The basic steps to creating a Japanese account are as follows:

  • Make a new Hotmail e-mail address, selecting Japan as your region
  • For the address, put in a real Japanese location (city and post code must match)
  • Use that e-mail address to sign up for Xbox Live, the PSN, or both

The hardest part is finding a physical address that the Hotmail system will accept. Scout around on the internet for addresses you can use. Some more detailed account creation tutorials are out there that provide samples for your use.

Xbox 360 Licensing MethodEdit

The way the Xbox360 licenses DLC works really well for having multiple accounts for different regions while keeping all your achivements in one place. It's quite convenient. When you buy a piece of X360 DLC you get two things:

  • A Console Key (any gamertag can use the DLC on the console it was first downloaded to, online or offline).
  • A Gamertag Key (the gamertag that bought it can use the DLC on any console by signing in to Xbox Live).
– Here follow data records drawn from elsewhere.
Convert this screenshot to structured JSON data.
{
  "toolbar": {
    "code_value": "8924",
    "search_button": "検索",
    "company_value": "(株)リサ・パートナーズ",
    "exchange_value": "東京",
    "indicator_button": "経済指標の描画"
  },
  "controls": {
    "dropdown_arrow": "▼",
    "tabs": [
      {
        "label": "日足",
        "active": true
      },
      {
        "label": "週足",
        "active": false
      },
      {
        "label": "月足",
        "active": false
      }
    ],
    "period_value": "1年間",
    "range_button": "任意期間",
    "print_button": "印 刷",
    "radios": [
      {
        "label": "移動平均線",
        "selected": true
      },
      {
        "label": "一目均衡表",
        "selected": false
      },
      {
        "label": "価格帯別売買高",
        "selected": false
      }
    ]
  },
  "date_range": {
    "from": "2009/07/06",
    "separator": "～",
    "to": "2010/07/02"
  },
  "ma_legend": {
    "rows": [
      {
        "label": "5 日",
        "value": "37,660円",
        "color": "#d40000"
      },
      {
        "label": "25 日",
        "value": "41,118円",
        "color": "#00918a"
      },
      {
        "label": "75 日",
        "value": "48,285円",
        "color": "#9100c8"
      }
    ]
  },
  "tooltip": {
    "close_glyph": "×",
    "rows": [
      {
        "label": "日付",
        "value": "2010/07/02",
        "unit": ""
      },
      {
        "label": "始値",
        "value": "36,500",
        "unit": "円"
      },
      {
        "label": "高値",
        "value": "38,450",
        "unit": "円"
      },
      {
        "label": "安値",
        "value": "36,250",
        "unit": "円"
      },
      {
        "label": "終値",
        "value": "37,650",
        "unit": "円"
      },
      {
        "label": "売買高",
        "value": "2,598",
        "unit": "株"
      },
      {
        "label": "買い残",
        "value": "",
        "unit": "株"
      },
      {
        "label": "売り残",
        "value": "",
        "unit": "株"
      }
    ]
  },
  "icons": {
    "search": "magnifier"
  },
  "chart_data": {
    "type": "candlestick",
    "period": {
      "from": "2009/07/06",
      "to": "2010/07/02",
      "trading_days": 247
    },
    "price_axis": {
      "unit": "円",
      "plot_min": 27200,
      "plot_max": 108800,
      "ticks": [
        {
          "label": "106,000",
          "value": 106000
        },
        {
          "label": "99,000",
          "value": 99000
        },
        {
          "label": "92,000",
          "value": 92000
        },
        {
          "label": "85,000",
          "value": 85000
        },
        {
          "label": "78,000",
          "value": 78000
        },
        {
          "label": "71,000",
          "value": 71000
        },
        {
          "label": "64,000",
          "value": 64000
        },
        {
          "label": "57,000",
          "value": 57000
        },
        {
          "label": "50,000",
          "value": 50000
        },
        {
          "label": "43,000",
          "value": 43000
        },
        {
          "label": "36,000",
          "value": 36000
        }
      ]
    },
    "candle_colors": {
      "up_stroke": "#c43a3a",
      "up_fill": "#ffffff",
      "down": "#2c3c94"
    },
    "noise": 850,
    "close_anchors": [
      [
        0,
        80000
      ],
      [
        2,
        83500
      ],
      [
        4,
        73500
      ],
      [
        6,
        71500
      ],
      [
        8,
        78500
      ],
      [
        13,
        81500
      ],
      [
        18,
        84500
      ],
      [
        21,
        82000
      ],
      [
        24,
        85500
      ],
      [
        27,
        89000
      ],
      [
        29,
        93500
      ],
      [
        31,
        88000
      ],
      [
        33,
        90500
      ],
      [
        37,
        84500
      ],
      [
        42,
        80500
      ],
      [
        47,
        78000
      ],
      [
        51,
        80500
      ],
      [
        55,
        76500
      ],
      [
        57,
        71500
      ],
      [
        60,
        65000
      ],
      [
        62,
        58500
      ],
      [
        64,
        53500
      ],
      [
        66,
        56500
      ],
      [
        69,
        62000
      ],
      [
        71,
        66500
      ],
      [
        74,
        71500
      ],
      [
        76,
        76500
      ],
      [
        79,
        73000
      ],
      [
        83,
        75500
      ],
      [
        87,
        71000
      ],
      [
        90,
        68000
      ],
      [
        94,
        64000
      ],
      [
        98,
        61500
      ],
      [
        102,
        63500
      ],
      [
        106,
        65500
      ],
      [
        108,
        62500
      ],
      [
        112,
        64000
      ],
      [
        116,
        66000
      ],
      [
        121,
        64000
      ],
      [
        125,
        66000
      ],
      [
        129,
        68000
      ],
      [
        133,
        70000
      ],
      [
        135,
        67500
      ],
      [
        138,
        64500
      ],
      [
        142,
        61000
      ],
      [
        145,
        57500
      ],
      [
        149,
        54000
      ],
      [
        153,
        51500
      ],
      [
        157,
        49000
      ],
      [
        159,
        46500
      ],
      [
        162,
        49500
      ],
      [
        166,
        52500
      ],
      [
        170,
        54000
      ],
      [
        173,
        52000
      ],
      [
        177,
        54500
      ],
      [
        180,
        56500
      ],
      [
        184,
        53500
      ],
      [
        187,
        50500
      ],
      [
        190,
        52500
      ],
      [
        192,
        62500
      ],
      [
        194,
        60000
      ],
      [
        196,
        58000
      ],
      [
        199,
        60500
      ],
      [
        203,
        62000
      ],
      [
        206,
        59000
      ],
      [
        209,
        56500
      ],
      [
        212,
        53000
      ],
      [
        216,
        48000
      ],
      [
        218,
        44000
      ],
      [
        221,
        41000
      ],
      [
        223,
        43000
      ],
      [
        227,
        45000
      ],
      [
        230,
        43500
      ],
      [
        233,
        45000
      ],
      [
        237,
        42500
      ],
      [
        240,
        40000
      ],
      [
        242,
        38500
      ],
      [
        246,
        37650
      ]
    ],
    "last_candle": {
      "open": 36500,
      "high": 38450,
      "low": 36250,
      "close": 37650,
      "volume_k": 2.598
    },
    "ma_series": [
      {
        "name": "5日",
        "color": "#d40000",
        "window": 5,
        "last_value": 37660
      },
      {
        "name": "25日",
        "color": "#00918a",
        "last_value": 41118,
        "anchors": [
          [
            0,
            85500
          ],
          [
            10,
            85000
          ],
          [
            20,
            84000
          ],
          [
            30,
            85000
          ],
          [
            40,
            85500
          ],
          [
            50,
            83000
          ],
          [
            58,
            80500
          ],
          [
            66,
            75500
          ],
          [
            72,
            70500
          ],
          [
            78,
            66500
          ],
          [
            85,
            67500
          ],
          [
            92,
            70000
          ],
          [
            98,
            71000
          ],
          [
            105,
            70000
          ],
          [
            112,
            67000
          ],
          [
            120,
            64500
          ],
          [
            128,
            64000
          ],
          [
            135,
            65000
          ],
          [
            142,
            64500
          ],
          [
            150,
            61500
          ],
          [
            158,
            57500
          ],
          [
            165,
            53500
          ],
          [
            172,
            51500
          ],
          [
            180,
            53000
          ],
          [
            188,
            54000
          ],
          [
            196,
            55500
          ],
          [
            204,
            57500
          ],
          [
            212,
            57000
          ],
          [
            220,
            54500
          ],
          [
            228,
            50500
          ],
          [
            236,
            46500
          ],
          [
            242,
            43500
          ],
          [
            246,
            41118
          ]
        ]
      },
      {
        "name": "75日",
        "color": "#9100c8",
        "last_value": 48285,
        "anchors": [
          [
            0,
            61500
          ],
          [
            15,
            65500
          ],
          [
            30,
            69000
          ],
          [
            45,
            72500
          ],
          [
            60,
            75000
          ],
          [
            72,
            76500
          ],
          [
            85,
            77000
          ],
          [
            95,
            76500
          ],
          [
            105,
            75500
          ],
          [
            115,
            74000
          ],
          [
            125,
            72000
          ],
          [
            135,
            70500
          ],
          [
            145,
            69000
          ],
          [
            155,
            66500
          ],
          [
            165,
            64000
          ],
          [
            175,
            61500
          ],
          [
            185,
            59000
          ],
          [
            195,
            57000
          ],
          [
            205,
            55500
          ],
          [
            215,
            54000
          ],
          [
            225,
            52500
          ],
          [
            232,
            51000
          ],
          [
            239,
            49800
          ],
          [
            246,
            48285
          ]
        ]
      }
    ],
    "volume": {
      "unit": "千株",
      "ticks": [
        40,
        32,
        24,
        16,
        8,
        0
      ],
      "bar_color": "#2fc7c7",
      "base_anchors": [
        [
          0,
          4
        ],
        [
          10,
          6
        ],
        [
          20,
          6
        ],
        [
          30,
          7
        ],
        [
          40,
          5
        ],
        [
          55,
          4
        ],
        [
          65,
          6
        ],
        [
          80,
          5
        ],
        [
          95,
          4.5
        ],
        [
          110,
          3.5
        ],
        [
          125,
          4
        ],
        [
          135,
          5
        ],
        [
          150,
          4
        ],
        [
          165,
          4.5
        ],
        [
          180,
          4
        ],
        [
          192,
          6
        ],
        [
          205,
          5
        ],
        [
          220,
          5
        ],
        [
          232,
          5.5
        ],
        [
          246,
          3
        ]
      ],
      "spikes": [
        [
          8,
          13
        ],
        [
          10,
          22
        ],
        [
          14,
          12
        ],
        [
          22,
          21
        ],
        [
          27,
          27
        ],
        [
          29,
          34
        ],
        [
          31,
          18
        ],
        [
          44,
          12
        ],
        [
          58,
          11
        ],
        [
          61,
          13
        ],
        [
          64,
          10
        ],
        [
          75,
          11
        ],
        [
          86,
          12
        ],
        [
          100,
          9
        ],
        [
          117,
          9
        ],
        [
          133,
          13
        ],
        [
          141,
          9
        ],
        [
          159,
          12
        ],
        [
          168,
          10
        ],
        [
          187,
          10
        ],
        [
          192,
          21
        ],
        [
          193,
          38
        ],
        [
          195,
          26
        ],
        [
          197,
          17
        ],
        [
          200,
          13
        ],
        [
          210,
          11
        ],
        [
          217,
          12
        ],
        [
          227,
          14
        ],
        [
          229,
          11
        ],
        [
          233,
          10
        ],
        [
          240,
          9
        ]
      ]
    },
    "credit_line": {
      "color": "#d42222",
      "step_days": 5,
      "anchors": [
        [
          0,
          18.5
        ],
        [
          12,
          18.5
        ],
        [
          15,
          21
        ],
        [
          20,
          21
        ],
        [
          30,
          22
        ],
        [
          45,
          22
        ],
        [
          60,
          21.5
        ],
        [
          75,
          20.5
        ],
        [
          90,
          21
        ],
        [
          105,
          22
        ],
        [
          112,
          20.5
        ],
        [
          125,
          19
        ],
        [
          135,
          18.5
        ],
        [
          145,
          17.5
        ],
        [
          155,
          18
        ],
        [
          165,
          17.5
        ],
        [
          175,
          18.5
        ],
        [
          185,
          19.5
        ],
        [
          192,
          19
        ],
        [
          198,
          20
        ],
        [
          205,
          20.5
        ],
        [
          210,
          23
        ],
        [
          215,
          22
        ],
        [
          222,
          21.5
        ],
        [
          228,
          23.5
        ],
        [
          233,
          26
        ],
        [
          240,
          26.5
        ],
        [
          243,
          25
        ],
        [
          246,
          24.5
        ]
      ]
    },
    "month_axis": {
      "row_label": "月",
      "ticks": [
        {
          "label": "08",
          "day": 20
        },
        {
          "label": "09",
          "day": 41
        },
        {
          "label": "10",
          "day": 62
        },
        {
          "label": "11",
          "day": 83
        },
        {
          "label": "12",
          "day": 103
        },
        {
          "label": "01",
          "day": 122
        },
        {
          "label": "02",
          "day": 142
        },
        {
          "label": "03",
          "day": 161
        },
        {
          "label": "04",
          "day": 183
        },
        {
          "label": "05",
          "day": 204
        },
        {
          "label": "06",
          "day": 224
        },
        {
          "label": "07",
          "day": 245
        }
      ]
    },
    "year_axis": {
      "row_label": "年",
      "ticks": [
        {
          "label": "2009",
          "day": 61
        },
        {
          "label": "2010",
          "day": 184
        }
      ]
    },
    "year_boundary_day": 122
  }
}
A single Xbox hard drive can store keys for multiple consoles, so you can easily swap your drive back and forth between a US and Japanese console if you want. All the accessories are directly compatible with no region issues. This also means that you can pick one account - either the US one or the Japanese one - to store all achievements and gameplay history under if you want to keep it all together.

A Real-Life ExampleEdit

  • Wife's XBL Account is US-region. Plays both US and JP games under this account.
  • All US-game DLC is bought with the US account, and only downloaded on the US console.
  • Husband's XBL Account is Japanese-region. Plays both US and JP games under this account.
  • All JP-game DLC is bought with the JP account, and only downloaded on the JP console.
  • Each Xbox360 has its own hard drive.
  • Gamertags are stored on thumbdrives and just plugged into whichever console is needed.

Result: either person can play all games and DLC no matter which account bought it. Makes for nice sharing within the family.

Just remember to never mix regions -- never download Japanese marketplace DLC while plugged into the US console. You'd end up with a US Console Key rather than a Japanese one, and end up locking your US account out of using the DLC on the Japanese console (the JP account would still work in that case because of the Gamertag Key, but only when Xbox Live was up). That sounds complicated but if you think of how the Console Key and Gamertag Key work together, it will make sense to you. Always download the right region DLC onto the right console, and this system works like a charm.

Feel free to take this information and this example and set up a system that will work for you.

PlayStation Licensing MethodEdit

The PlayStation Network license method is different. It only has an account license and allows you to download any individual piece of content five times total before having to pay for it a second time.

For the PSP, you'll need to play iM@S SP under your Japanese account if you want to use DLC. The PSP does not allow sharing of content across accounts, even if you save it to the device's memory card and change the account on the PSP. Only the account that downloaded it can use it. Of course this means you can't use any of your American DLC while the Japanese account is linked on the PSP... It's up to you how to handle that.